Wednesday, November 18, 2009

YouTube Capable of 1080p Now (11-18-2009 Update)

Yes, YouTube now supports resolutions of up to 1080p. They've become very versatile now. Instead cramming everything into the same box, they now create a custom video based on your upload's settings. Here are some of the variables:

Player Size.
There are basically three sizes of players. The first is the smaller 640x360 box, with the description (or ads) to the right of the video. There's the SD sized player that's around 853x480. It's bigger, so you have to scroll down to view the description, or ads. You can toggle between those first two sizes by pressing the button at the top that looks like this:
The third player size is full screen. Obviously, the resolution depends on your own settings.

Video Resolution.
Many times, the file stored on YouTube's servers will be the native resolution of your video. This is very good. No need to have extra distorting because of an unnecessary resize. If you have a larger (HD) video, it will often be resized only for the lower quality version. The big one stays as is (it will be recompressed though). HD is now available at resolutions of up to 1920x1080. And like the other sizes, you will still get a custom size based on your video.

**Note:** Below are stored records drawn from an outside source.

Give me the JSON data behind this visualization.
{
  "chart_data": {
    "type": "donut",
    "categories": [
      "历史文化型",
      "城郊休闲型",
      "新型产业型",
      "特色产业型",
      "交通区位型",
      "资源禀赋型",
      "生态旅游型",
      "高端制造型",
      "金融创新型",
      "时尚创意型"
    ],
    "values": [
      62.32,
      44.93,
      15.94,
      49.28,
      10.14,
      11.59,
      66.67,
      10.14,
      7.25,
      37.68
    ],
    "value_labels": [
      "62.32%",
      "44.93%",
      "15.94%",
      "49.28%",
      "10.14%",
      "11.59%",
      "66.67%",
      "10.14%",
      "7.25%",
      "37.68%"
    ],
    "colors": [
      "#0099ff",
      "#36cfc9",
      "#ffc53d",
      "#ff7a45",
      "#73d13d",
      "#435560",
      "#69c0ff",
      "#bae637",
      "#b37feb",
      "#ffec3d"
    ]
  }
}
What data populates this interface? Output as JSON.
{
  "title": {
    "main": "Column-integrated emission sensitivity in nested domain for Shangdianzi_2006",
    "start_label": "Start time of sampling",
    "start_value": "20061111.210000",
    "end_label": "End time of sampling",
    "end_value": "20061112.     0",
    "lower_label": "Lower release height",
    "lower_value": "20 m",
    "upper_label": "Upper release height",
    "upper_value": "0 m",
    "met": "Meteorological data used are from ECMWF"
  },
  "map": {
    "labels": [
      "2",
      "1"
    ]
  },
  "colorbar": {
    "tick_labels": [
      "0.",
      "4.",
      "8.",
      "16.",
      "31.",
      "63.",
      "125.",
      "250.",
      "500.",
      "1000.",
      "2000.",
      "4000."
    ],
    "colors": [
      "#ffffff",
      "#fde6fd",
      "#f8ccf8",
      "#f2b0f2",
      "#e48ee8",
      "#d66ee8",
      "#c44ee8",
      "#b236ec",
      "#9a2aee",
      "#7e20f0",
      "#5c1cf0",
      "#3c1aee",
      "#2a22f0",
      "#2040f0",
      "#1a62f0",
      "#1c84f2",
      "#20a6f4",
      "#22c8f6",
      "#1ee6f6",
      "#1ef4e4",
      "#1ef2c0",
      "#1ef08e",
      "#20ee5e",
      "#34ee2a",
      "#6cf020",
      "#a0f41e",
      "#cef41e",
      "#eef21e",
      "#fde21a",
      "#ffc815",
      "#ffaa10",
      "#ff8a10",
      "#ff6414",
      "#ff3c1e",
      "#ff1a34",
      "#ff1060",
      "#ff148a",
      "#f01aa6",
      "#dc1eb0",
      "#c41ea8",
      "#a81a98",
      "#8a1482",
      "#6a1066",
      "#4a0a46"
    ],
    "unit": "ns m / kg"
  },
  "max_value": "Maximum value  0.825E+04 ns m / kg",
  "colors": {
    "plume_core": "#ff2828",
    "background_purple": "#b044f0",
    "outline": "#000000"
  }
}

I'm pretty sure everything is converted to AVC (H.264) now. YouTube's quality has improved dramatically because of that one change. So what will your video end up like in the end? I'll admit, I don't pay as much attention to that anymore, because they're doing a much better job in quality. But basically, if your video is really small, or slow moving (i.e. screen captures / still images / animation), you just get a normal quality video, probably of that same resolution. Even though you may not have the HQ button, these videos can actually look pretty nice. I've done screen captures that end up as 852x480 videos, even in normal quality! If your video requires a little more bandwidth, they'll assign you an HQ video. If you like the badge of honor of having the button, you'll be happy. But don't worry; even the normal quality videos can look quite good now.

And what's the other option? Oh yeah, HD! For 720p videos, the video bitrate is increased to about 2,500kbps; and for 1080p it can go as high as 5,000kbps! For internet video that's pretty darn good. I should mention there's a downside to HD: compatibility. There are still many, many, users whose PC's (laptops especially) or internet connection speeds aren't up to par to handle HD. So don't count on all your viewers to watch in HD. But it still is neat that it's there. Give it a couple years, we'll get there. One more thing: if you decide to go with 1080p, remember that in widescreen there are 1,152,000 more pixels than with 720p. So it will take you longer to render, and upload if you increase the bitrate to account for those extra pixels. If you're in a hurry to get a video out, you may want to reconsider.

Audio is the one constant. It becomes a 44.1Khz 128k AAC. So don't worry about inferior audio just because you don't have an HQ/HD button.

Uploading Recommendations.
You really don't have to do anything crazy anymore. YT actually has good advice on their help page. ;) Keep it as close to the original as possible. Just be sure you're uploading progressive frames. Either deinterlace of inverse telecine if interlacing is visible in your video. Here is a link to a video describing interlacing and how to convert to progressive. Crop out any bars/pillars on the top/bottom/side.

For high quality audio I still recommend uncompressed (PCM), or losslessly compressed (Apple Lossless for example) streams. For extra care, you can render your audio at a 44.1Khz sampling rate (since most video cameras sample at 48Khz). Theoretically it wouldn't be as good to render 48Khz compressed (AAC or MP3) sound, then have YT decode it, then recompress to another sampling rate and bitrate. Not all programs give you the option for lossless audio, especially if you're rendering to MP4. So you may just have to pick the highest bitrate you can.

In my opinion, it's probably more important to produce your video well than to use some magic upload settings. Light it well so you don't have a noisy image. Use a microphone. Study up on quality video production. Garbage in, garbage out.


Nintendo Maniac 64 said...

One thing I noticed you never state is that the CamStudio Lossless codec is actually compatible with YouTube. For those of us that are quality nuts or just have a fast connection or are very patient, this is THE video codec to use for maximum quality.

...however, you then need to look out for that 2GB filesize limit XD

Also you should mention that YouTube accepts FLAC (but not Wavpack).

And you need a warning saying that YouTube won't encode higher than 360p if you use an MKV container (no idea WHY...)

Nintendo Maniac 64 said...

...oh the irony, MKV actually works perfectly now XD

and I just tested it a month ago!

So yeah, forget the MKV part.

NerdWithNoLife said...

@Nintendo Maniac 64 - MKV is excellent. Too bad MP4 continues to be a finicky container that makes us jump through hoops to meet the standards, not unlike MPEG2.